Wednesday, April 14, 2010

What Are You Talking About?

Janet writes: We apologize for the lapse in posts lately. We’ve been very busy and the resulting chaos has caused us to lag behind. One result of this hectic schedule is that Tim’s brain has been working in overdrive lately. He has so many ideas swirling around that they keep him up at night. When he is telling me about an idea or opinion he has, the thoughts come so fast that he often leaves out a portion, and it’s usually an important part. I end up getting about 75% of what he is talking about, but that other 25%, the part that contains information critical to the main idea, is missing and causes me to either totally miss his point or just become really confused.



It’s at this point that I will stop Tim and say “What are you talking about?” Tim will then stop and tell me, which usually clarifies his point and clears up my confusion. If I still don’t get it, I will tell him what I don’t understand and he will usually realize what fact it was that he left out. I then have 100% and can participate in the conversation without feeling like I’m driving in fog.

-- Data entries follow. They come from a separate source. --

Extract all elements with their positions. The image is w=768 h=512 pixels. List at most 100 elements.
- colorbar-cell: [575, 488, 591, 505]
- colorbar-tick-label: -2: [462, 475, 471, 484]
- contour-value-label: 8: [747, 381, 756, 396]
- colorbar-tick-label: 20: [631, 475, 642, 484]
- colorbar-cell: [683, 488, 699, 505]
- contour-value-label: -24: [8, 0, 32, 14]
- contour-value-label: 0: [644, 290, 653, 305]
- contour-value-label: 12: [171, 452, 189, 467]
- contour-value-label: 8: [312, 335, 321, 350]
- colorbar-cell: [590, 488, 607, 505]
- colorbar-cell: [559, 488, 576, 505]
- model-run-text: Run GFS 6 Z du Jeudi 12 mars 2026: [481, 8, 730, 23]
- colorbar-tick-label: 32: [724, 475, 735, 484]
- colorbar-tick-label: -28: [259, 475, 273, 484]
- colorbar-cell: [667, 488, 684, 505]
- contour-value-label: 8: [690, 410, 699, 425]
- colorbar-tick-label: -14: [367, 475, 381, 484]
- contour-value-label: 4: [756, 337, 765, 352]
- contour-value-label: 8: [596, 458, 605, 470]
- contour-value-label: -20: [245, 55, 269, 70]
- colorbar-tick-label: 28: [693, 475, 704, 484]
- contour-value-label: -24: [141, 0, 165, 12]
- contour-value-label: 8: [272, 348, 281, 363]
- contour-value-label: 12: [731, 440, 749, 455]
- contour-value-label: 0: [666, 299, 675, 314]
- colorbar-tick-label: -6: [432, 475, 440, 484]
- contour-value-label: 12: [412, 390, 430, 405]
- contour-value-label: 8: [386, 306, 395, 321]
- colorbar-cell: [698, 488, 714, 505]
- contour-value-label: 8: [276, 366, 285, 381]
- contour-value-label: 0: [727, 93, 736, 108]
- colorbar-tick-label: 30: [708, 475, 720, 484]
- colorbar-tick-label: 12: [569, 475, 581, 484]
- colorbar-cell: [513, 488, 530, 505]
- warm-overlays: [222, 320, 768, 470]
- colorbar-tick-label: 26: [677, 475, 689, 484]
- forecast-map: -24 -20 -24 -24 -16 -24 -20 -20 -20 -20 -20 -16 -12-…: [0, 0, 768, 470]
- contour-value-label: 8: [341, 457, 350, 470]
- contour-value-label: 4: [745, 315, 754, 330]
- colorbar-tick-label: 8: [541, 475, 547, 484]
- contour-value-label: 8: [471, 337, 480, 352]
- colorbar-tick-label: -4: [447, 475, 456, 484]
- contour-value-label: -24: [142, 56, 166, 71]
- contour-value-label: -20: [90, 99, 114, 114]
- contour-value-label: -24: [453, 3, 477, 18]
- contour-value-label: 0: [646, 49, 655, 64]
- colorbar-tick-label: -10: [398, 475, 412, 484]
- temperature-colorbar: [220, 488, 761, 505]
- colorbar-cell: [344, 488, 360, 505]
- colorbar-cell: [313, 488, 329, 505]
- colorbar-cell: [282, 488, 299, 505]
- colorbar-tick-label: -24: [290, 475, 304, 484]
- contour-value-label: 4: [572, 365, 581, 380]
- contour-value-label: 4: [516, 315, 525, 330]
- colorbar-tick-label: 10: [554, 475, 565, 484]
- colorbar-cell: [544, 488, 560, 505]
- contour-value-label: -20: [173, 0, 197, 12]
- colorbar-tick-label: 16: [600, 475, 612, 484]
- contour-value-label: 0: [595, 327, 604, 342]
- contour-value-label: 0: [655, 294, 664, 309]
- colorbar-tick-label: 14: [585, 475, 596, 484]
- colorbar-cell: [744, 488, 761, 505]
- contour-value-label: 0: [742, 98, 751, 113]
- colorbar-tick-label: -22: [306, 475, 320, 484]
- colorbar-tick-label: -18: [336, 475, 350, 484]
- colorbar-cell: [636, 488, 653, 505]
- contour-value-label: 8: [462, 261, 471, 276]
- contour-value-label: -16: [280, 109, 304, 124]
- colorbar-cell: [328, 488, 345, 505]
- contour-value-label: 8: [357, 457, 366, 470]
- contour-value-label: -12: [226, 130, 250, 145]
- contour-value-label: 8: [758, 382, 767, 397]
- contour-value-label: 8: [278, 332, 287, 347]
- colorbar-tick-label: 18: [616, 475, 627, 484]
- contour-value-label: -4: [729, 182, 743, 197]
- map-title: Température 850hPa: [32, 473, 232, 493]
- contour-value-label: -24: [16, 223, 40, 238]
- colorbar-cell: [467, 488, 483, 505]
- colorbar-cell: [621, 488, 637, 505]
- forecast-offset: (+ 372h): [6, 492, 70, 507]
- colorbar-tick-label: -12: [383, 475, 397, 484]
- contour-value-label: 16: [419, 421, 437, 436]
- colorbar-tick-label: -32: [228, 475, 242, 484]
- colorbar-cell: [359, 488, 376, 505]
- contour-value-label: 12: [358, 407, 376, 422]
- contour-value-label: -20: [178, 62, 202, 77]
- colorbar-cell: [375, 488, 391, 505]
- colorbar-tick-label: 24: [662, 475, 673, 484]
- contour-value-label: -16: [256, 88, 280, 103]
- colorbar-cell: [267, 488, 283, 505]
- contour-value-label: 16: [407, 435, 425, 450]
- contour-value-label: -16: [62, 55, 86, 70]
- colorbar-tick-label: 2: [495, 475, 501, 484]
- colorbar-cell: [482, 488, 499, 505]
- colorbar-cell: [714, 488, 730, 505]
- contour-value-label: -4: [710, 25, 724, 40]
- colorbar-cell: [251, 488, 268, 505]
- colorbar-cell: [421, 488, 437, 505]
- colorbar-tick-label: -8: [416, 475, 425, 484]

I think many misunderstandings between couples happen because a little piece of information is left out. Big fights can occur when all that really needs to be done is to stop and say “What are you talking about?” When cognitive problems are at the root of the misunderstanding, it’s all the more important to stop and clarify the conversation. Conflict, frustration, and hurt feelings can all be avoided by following this simple little step.